Ja, Metal ist ein Globalisierungsphänomen. Die von mir untersuchten Fälle sind quasi die Grundstein-Szenen für das, was wir heute als Metal-Genres kennen. In jeder der Szenen, die ich erforsche, ist ein bestimmtes Sub-Genre maßgeblich weiterentwickelt oder geprägt worden. Es ist bezeichnend, dass jede dieser Szenen im industrialisierten Westen, also in Nordamerika und Europa anzusiedeln ist. Aber diese Szenen haben sehr früh, schon in der 80er Jahren, ihre Fühler ausgestreckt in andere, nicht-westliche Staaten und die Bildung eines Netzwerkes angestoßen. Ganz weit vorne lag dabei Japan und Brasilien, aber auch andere südamerikanische Staaten, sowie osteuropäische Länder wie Polen und Tschechien. Es ist interessant zu sehen, dass diese anderthalb Jahrzehnte, mit denen ich mich beschäftige, die Grundlage für die heutige, fast völlig durchglobalisierte Metalhörerschaft gelegt haben. So beschäftigt man sich in den Metal Studies gegenwartsbezogen etwa mit Bands und Szenen in Indonesien, in Nepal oder in Kontinental-Afrika usw.

Was meinst du in diesem Zusammenhang mit dem Begriff „glokal“?

Das Konzept der Glokalisierung meint zunächst, dass das Phänomen in lokalen Strukturen entstanden ist, sich kommunikativ globalisiert hat und diese globalen Strukturen auf das Lokale zurückwirken, die lokalen Strukturen aber weiterhin bedeutungsvoll bleiben. Gemeint ist die Bedeutung des Regionalen für das Ferne und des Fernen für das Regionale, diese Wechselbeziehung. Es kann sich dabei aber auch um ein deutliches Spannungsverhältnis handeln: Die globale Metal-Szene transportiert etwa die Werte der Demokratie und pluralen Meinungsfreiheit, während sich in dieser Hinsicht für viele lokale Szenen in Diktaturen und religiösen Ländern ganz andere Situationen ergeben als etwa in Nord- und Westeuropa.

Die internationale Metal-Szene bringt die Welt also zusammen?

Absolut! Die Voraussetzungen dafür sind jedoch global sehr unterschiedlich verteilt. Es ist zu sehen, dass Metal in verschiedenen politischen Systemen und in Ländern mit sehr unterschiedlichen Sozialstrukturen für die Metalheads auch eine sehr unterschiedliche Bedeutung haben kann.
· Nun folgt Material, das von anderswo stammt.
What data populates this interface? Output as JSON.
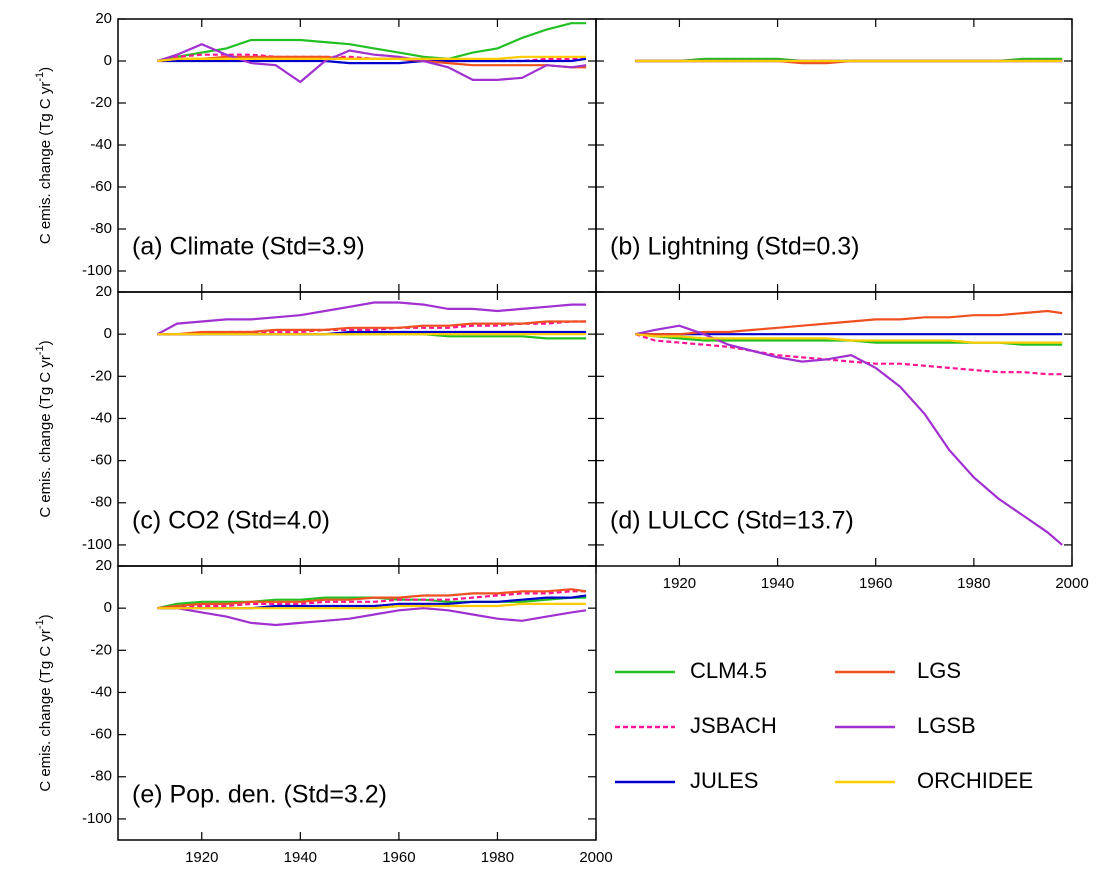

Die Musik, die in den 70er und80er Jahren in den Ländern der „westlichen Welt“ vor allem als Aspekt der Abgrenzung zum postulierten gesellschaftlichen Mainstream verstanden wurde, befindet sich dort mittlerweile in einer ganz anderen gesellschaftlichen Position als noch vor 30 Jahren. Vor allem in Regionen wie Skandinavien hat sich die Lage deutlich verändert: dort ist Metal auch in der Mehrheitsgesellschaft angekommen und auch in seinen extremeren Stilen häufiger in Kontakt mit ihr, während er in den USA keine solchen konservativen Entrüstungsstürme mehr hervorruft wie in den 80er Jahren. Wie sich die Situation der Metalheads in Ländern mit ganz anderen sozialen, politischen und religiösen Strukturen entwickeln wird, in denen der Zugang zur Musik und die entsprechende Vergemeinschaftung anderen Bedingungen unterliegt, zum Beispiel in nordafrikanischen Staaten, im Nahen Osten oder in Indonesien, wird spannend zu beobachten sein.

Vielen Dank für das Gespräch!

Gerne!

Das Interview führte Renke.

Dr. Marco Swiniartzki ist Wissenschaftler an der Professur für Westeuropäische Geschichte des Historischen Instituts der Friedrich-Schiller-Universität Jena. Unter anderem ist er der Verfasser der Monographie Der Deutsche Metallarbeiter-Verband 1891–1933. Eine Gewerkschaft im Spannungsfeld zwischen Arbeitern, Betrieb 24 und Politik (2017).